I know the chances of someone randomly finding my Heroku URL are slim, but I want to be safe about it.

Any suggestions would be helpful!

Here’s another approach - use authentication middleware with environment variables. Store a verification token in your Heroku config vars and have RapidAPI include it in request headers when proxying to your endpoint. Your app checks for this token before processing requests. No token or wrong token? Return 401 unauthorized. This gives you full control without relying on IP addresses that can change. I’ve used this setup for several APIs and it works great. Easy to implement and you can rotate the token anytime for extra security.

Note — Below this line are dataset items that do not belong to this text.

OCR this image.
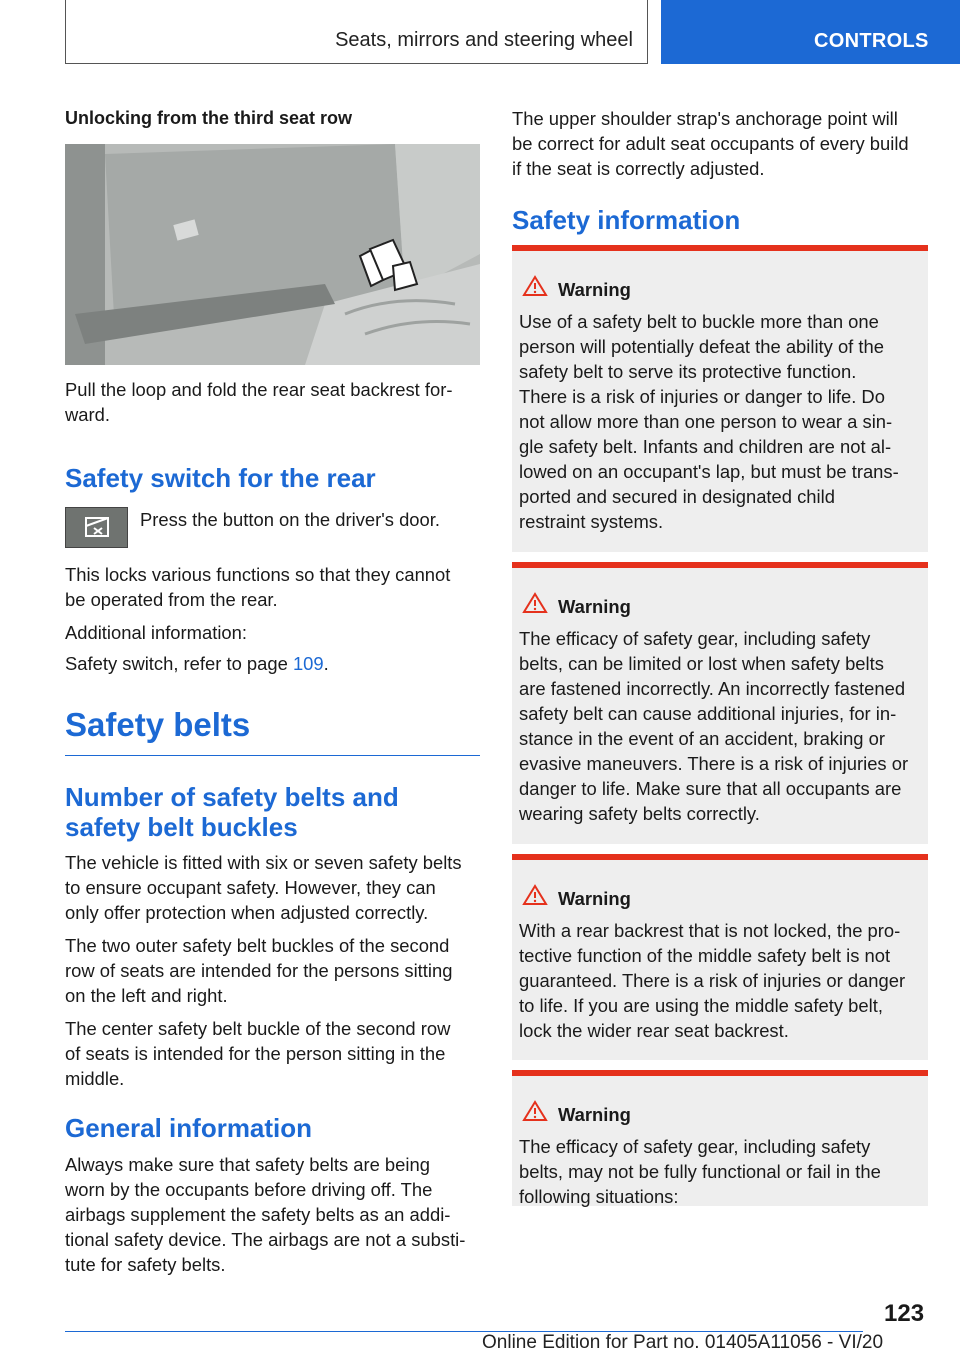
Seats, mirrors and steering wheel	CONTROLS

Unlocking from the third seat row

Pull the loop and fold the rear seat backrest for-

ward.

Safety switch for the rear

Press the button on the driver's door.

This locks various functions so that they cannot

be operated from the rear.

Additional information:

Safety switch, refer to page 109.

Safety belts

Number of safety belts and

safety belt buckles

The vehicle is fitted with six or seven safety belts

to ensure occupant safety. However, they can

only offer protection when adjusted correctly.

The two outer safety belt buckles of the second

row of seats are intended for the persons sitting

on the left and right.

The center safety belt buckle of the second row

of seats is intended for the person sitting in the

middle.

General information

Always make sure that safety belts are being

worn by the occupants before driving off. The

airbags supplement the safety belts as an addi-

tional safety device. The airbags are not a substi-

tute for safety belts.

The upper shoulder strap's anchorage point will

be correct for adult seat occupants of every build

if the seat is correctly adjusted.

Safety information

Warning

Use of a safety belt to buckle more than one

person will potentially defeat the ability of the

safety belt to serve its protective function.

There is a risk of injuries or danger to life. Do

not allow more than one person to wear a sin-

gle safety belt. Infants and children are not al-

lowed on an occupant's lap, but must be trans-

ported and secured in designated child

restraint systems.

Warning

The efficacy of safety gear, including safety

belts, can be limited or lost when safety belts

are fastened incorrectly. An incorrectly fastened

safety belt can cause additional injuries, for in-

stance in the event of an accident, braking or

evasive maneuvers. There is a risk of injuries or

danger to life. Make sure that all occupants are

wearing safety belts correctly.

Warning

With a rear backrest that is not locked, the pro-

tective function of the middle safety belt is not

guaranteed. There is a risk of injuries or danger

to life. If you are using the middle safety belt,

lock the wider rear seat backrest.

Warning

The efficacy of safety gear, including safety

belts, may not be fully functional or fail in the

following situations:

123
Online Edition for Part no. 01405A11056 - VI/20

I’ve had good luck with IP whitelisting through middleware. RapidAPI gives you their server IP addresses - just whitelist those in your app. Set up a middleware function that checks incoming request IPs against RapidAPI’s known IPs and returns a 403 for everything else. You can also validate request headers since RapidAPI adds specific headers to their proxied requests. Another trick is creating your own secret key for both Heroku environment variables and RapidAPI’s custom headers. Your API validates the secret before granting access. I use both methods together - works great for blocking unauthorized access even if someone finds your Heroku URL.

check for rapidapi’s headers - that’s the easiest fix i’ve found. they always send x-rapidapi-host and x-rapidapi-key, so just validate those exist before processing requests. direct hits to your heroku url won’t have them, so you can throw an error. way simpler than messing with ip whitelisting.